Mixtures of truncated basis functions have been recently proposed as a generalisation of mixtures of truncated exponentials and mixtures of polynomials for modelling univariate and conditional distributions in hybrid Bayesian networks. In this paper we analyse the problem of learning the parameters of marginal and conditional MoTBF densities when both prior knowledge and data are available. Incorporating prior knowledge provide a valuable tool for obtaining useful models, especially in domains of applications where data are costly or scarce, and prior knowledge is available from practitioners.
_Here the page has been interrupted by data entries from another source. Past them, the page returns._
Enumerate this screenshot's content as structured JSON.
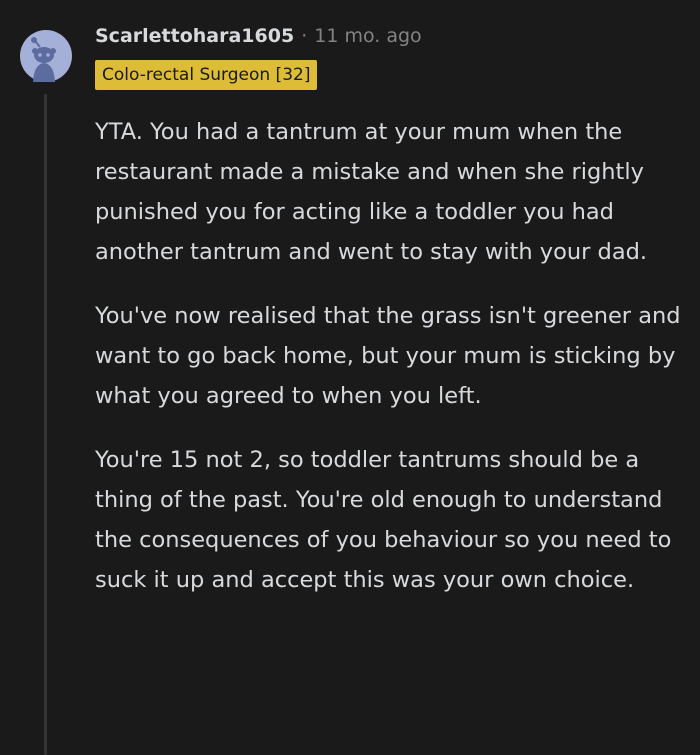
{
  "comment": {
    "username": "Scarlettohara1605",
    "separator": "·",
    "timestamp": "11 mo. ago",
    "flair": "Colo-rectal Surgeon [32]",
    "paragraphs": [
      "YTA. You had a tantrum at your mum when the restaurant made a mistake and when she rightly punished you for acting like a toddler you had another tantrum and went to stay with your dad.",
      "You've now realised that the grass isn't greener and want to go back home, but your mum is sticking by what you agreed to when you left.",
      "You're 15 not 2, so toddler tantrums should be a thing of the past. You're old enough to understand the consequences of you behaviour so you need to suck it up and accept this was your own choice."
    ]
  },
  "icons": {
    "avatar": "reddit-snoo-avatar-icon"
  },
  "colors": {
    "background": "#1a1a1b",
    "text": "#d7dadc",
    "meta": "#818384",
    "flair_bg": "#ddbd37",
    "avatar_bg": "#a5b0d8",
    "snoo_body": "#5c6c9e"
  }
}
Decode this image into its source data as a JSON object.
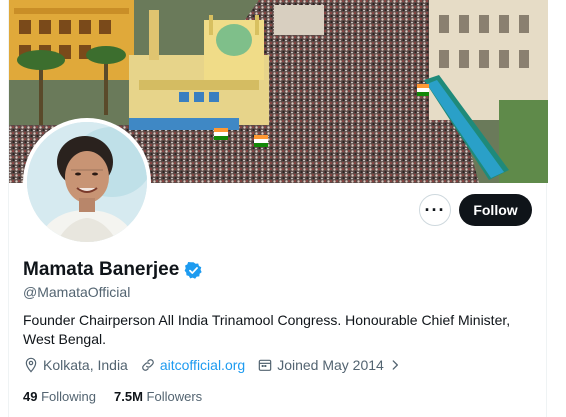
{
  "profile": {
    "name": "Mamata Banerjee",
    "handle": "@MamataOfficial",
    "bio": "Founder Chairperson All India Trinamool Congress. Honourable Chief Minister, West Bengal.",
    "location": "Kolkata, India",
    "website": "aitcofficial.org",
    "joined": "Joined May 2014",
    "verified": true
  },
  "actions": {
    "more_label": "···",
    "follow_label": "Follow"
  },
  "stats": {
    "following_count": "49",
    "following_label": "Following",
    "followers_count": "7.5M",
    "followers_label": "Followers"
  },
  "icons": {
    "verified": "verified-badge-icon",
    "location": "location-pin-icon",
    "link": "link-icon",
    "calendar": "calendar-icon",
    "chevron": "chevron-right-icon"
  },
  "colors": {
    "accent": "#1d9bf0",
    "text_primary": "#0f1419",
    "text_secondary": "#536471",
    "follow_bg": "#0f1419"
  }
}
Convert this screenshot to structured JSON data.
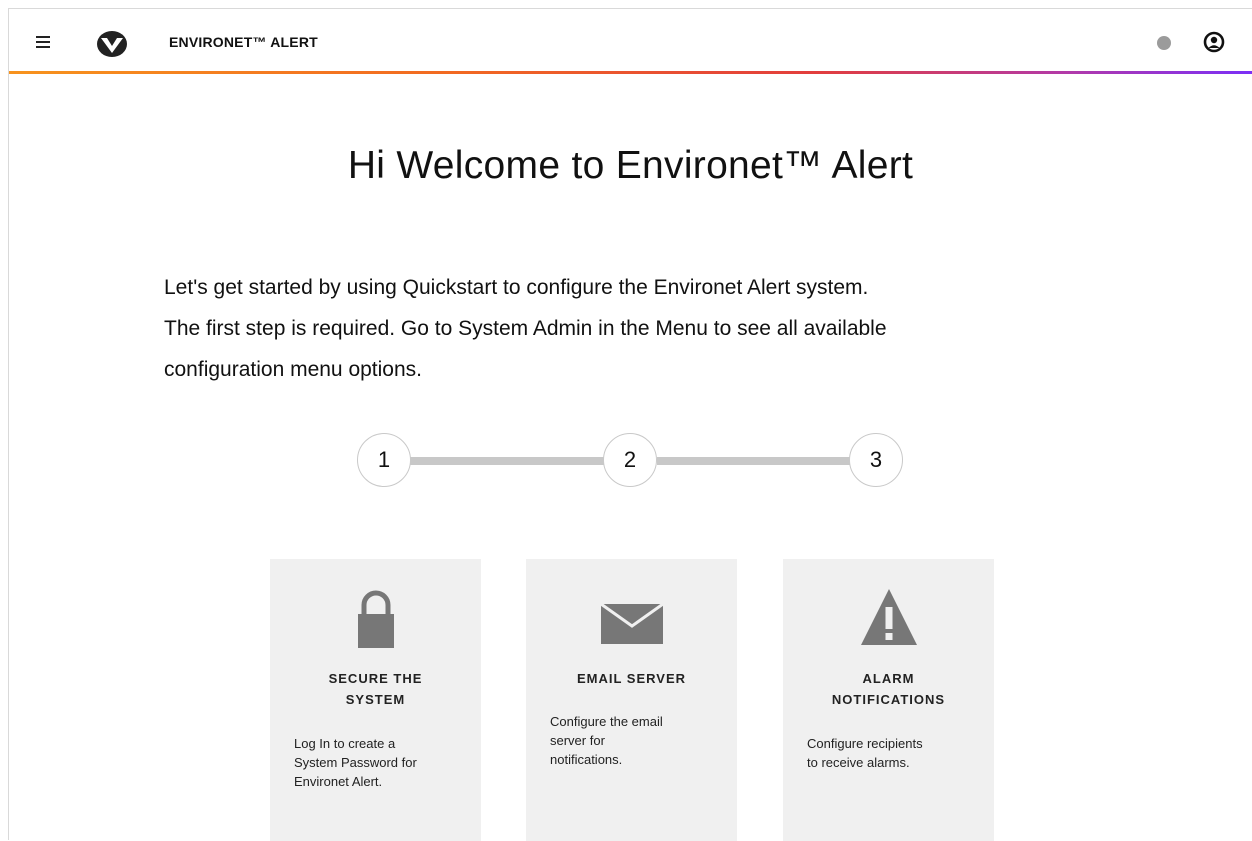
{
  "header": {
    "app_title": "ENVIRONET™ ALERT",
    "accent_gradient": [
      "#f7931e",
      "#f26a21",
      "#e23d3d",
      "#b23aa8",
      "#7b2ff7"
    ],
    "menu_icon": "hamburger-menu-icon",
    "logo_icon": "vertiv-logo-icon",
    "status_indicator_color": "#9b9b9b",
    "user_icon": "user-account-icon"
  },
  "main": {
    "welcome_title": "Hi Welcome to Environet™ Alert",
    "intro_line_1": "Let's get started by using Quickstart to configure the Environet Alert system.",
    "intro_line_2": "The first step is required. Go to System Admin in the Menu to see all available",
    "intro_line_3": "configuration menu options."
  },
  "stepper": {
    "steps": [
      "1",
      "2",
      "3"
    ]
  },
  "cards": [
    {
      "icon": "lock-icon",
      "title_line_1": "SECURE THE",
      "title_line_2": "SYSTEM",
      "desc_line_1": "Log In to create a",
      "desc_line_2": "System Password for",
      "desc_line_3": "Environet Alert."
    },
    {
      "icon": "envelope-icon",
      "title_line_1": "EMAIL SERVER",
      "title_line_2": "",
      "desc_line_1": "Configure the email",
      "desc_line_2": "server for",
      "desc_line_3": "notifications."
    },
    {
      "icon": "warning-icon",
      "title_line_1": "ALARM",
      "title_line_2": "NOTIFICATIONS",
      "desc_line_1": "Configure recipients",
      "desc_line_2": "to receive alarms.",
      "desc_line_3": ""
    }
  ]
}
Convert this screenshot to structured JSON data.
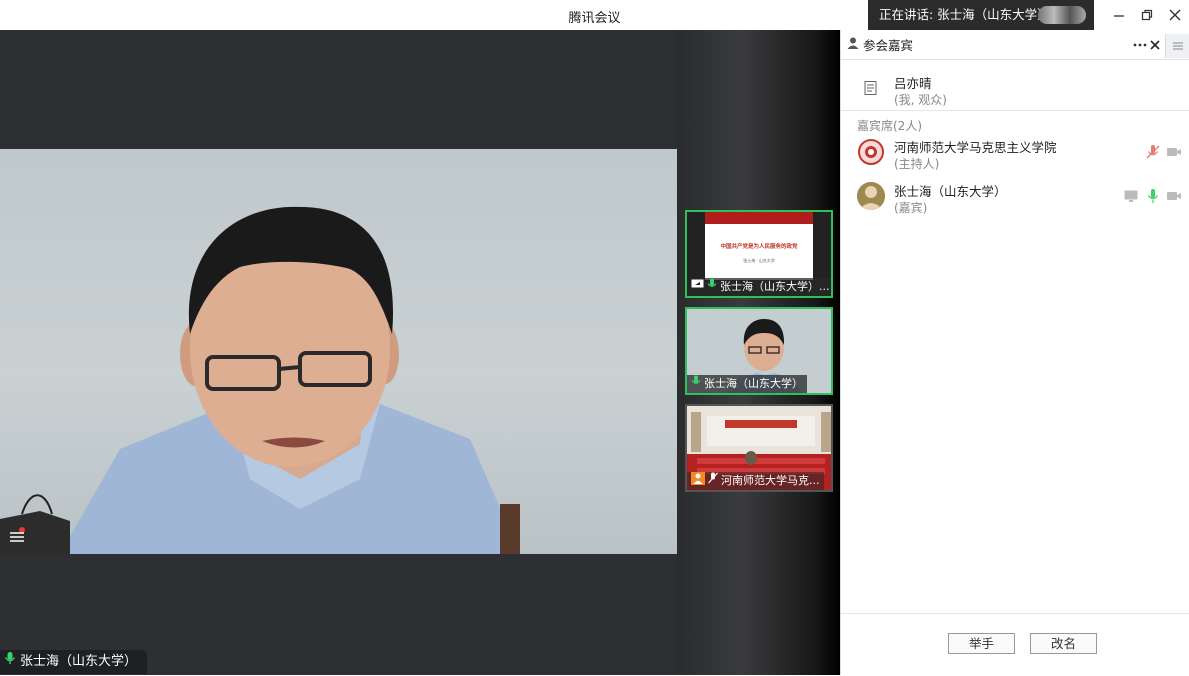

We explore scenarios where the prior knowledge can be expressed as an MoTBF density that is afterwards combined with another MoTBF density estimated from the available data. The resulting model remains within the MoTBF class which is a convenient property from the point of view of inference in hybrid Bayesian networks. The performance of the proposed method is tested in a series of experiments carried out over synthetic and real data.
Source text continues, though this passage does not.